Tuttavia la visione della campagna devastata dalla guerra e l'esilio all'estero di tanti amici lucchesi riformati, a causa della repressione messa in atto da Papa Paolo IV (1555-1559), lo convinse ad emigrare a Milano nel 1556 per coprire la cattedra di studi umanitari. Nonostante che, anche qui a Milano, P. fosse inquisito per eresia nel febbraio 1560 (fu comunque assolto), nella città lombarda egli conobbe letterati, come il poeta Publio Francesco Spinola e finì la sua opera principale, intrisa di polemica antipapale e anticlericale, l'Actio in Pontifices Romanos, inviandola in Svizzera, presso il riformatore di Basilea Theodore Zwinger (1533-1588), per essere conservata. L'opera venne pubblicata, postuma, nel 1600 ad Heidelberg, in Germania.

Nel 1567 P. entrò nuovamente nel mirino dell'Inquisizione di Milano per le sue opere letterarie (soprattutto Pro se ipso): sebbene riuscisse a far sospendere, per motivi di salute, un ordine d'estradizione verso Roma, emesso il 9 agosto, e tentasse di chiedere una mediazione, fallita, da parte dell'imperatore Massimiliano II (1564-1578), fu infine costretto a recarsi a Roma nell'agosto 1568 per presentarsi davanti all'Inquisizione romana, in una città cupa, dominata dal rigore fanatico imposto da Papa Pio V (1566-1572).

La fine

Rinchiuso (letteralmente a marcire) nel carcere di Tor di Nona per ben due anni, si comportò coraggiosamente: non abiurò, si rifiutò di indossare l'infamante abitello (l'abito giallo degli eretici), anzi accusò, lui stesso, il papato e Pio V in persona, che presiedeva il tribunale. Il processo, ovviamente, si concluse, il 4 ottobre 1569, con la sua condanna come eretico impenitente.
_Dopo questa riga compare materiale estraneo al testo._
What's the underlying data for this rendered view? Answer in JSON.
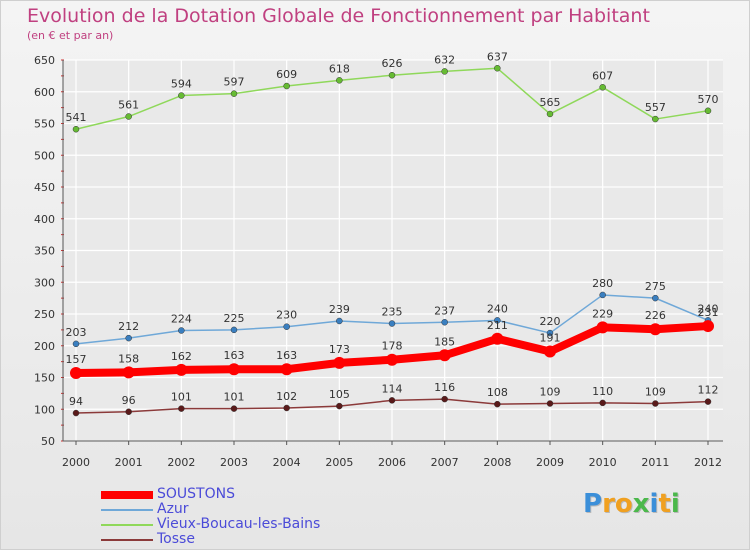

Il 30 giugno 1570 fu fatto l'ultimo tentativo, non riuscito, di farlo abiurare: tre giorni dopo, il 3 luglio 1570, l'anziano umanista fu impiccato e arso sul rogo nella piazzetta a Ponte Sant'Angelo, nello stesso posto dove, tre anni prima, il 21 settembre 1567, era stato bruciato Pietro Carnesecchi.

Curiosità

A P. sono stati attribuiti i seguenti versi satirici (e purtroppo per lui profetici), indice dei momenti di terrore, derivati dalla severa azione anti-eretica di Pio V:

Quasi che fosse inverno,

brucia cristiani Pio siccome legna

per avvezzarsi al fuoco dell'inferno.